Graph 2: Weekly Changes in TFL Bike Rentals
Now we move to plotting a new graph. This second graph looks at percentage changes from the expected level of weekly rentals.
# Filter out, group and calculate mean - Dataset 1
bike_filtered_week <- bike %>%
filter(year %in% c(2015: 2020)) %>%
group_by(year, week) %>%
summarise(avgWeek_filtered_week=mean(bikes_hired))
# Filter out, group and calculate mean - Dataset 2
bike_weekly_average <- bike_filtered_week %>%
filter(year %in% c(2015: 2019)) %>%
group_by(week) %>%
summarise(avgWeek_weekly_average=mean(avgWeek_filtered_week))
# Join Dataset 1 and 2
bike_joined_full <- left_join(bike_filtered_week, bike_weekly_average, by = "week")
# Calculate Excess Rental
bike_joined_full_2 <- bike_joined_full %>%
mutate(excessrentalspercent = (avgWeek_filtered_week - avgWeek_weekly_average)*100/avgWeek_weekly_average)

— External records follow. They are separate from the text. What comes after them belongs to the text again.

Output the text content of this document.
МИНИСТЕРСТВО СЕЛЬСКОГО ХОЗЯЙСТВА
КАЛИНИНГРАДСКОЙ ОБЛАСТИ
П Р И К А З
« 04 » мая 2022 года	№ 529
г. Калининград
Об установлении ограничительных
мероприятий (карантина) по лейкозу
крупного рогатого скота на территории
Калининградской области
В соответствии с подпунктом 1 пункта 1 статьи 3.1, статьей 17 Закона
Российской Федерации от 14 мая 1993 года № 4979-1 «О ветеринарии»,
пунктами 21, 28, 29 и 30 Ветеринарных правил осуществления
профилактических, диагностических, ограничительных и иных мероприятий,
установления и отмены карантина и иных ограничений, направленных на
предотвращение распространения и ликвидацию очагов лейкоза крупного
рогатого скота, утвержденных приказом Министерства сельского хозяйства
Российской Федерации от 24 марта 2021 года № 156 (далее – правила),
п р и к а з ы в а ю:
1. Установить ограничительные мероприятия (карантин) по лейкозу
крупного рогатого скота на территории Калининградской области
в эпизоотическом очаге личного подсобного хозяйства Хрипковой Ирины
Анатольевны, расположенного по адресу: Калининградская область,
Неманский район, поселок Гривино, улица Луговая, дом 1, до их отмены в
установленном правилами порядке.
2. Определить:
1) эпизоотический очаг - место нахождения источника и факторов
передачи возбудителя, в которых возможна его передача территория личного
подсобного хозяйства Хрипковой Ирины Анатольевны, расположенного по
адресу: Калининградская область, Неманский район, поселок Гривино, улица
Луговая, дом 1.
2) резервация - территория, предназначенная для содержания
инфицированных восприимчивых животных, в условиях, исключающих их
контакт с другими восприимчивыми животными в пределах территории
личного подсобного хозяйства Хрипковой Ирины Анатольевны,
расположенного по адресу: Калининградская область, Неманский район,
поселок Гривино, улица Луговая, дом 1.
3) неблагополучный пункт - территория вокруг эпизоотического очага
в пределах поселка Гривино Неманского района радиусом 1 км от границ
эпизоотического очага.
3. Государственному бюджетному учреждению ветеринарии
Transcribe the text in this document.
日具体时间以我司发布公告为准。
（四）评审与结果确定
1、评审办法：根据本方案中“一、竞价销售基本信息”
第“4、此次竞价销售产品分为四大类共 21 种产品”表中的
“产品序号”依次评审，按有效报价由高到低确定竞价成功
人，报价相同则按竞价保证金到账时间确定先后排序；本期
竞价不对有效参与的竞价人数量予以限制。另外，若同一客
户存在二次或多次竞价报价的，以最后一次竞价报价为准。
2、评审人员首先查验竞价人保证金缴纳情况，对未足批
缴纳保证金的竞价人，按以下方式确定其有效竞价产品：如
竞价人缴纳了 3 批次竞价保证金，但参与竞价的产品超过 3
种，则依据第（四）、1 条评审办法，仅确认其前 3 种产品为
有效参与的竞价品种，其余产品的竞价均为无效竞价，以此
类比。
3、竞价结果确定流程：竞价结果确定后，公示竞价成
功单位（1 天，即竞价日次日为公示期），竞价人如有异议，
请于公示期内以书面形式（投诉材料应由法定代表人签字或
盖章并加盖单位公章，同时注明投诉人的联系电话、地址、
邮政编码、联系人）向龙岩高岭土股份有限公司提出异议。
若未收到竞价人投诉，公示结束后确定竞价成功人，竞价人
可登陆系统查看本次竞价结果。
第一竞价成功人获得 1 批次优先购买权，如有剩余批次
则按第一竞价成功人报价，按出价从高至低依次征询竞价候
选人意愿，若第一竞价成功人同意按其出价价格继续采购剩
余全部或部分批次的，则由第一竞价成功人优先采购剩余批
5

Finally, we produce the plots.
ggplot(bike_joined_full_2, aes(x=week, y=excessrentalspercent)) +
labs(title= "Weekly Changes in TFL Bike Rentals", subtitle=" % changes from weekly averages calculated between 2015-2019", x="week", y=NULL, caption="Source: TfL, London Data Store") +
facet_wrap(~year)+ geom_line(fill="black") +
theme_minimal() +
geom_ribbon(aes(ymin = excessrentalspercent - if_else(excessrentalspercent < 0, excessrentalspercent, 0),
ymax = excessrentalspercent), color ="grey", fill = "red", alpha = 0.3) +
geom_ribbon(aes(ymin = excessrentalspercent,
ymax = excessrentalspercent - if_else(excessrentalspercent > 0, excessrentalspercent, 0)),color ="grey", fill = "green", alpha = 0.3) +
scale_x_discrete(limits = c(13, 26, 39, 53)) +
geom_rect(xmin=13, xmax=26, ymin=-150, ymax=150, fill="grey", alpha=0.01) +geom_rect(xmin=39, xmax=52,ymin=-150, ymax=150,
fill="grey", alpha=0.01) +
geom_rug(sides="b", aes(colour=ifelse(excessrentalspercent > 0, "red", "green")), alpha=0.2) +
theme(legend.position='none') +
scale_y_continuous(labels = function(x) paste0(x, "%"))
Shifting our lens from the monthly to weekly, we can see some seemily different patterns then when observing only monthly data. For example, not all datapoints in 2015 and early 2016 are below average (red).
This is why it is important to be careful to look at different timelines before drawing conclusions in any analysis.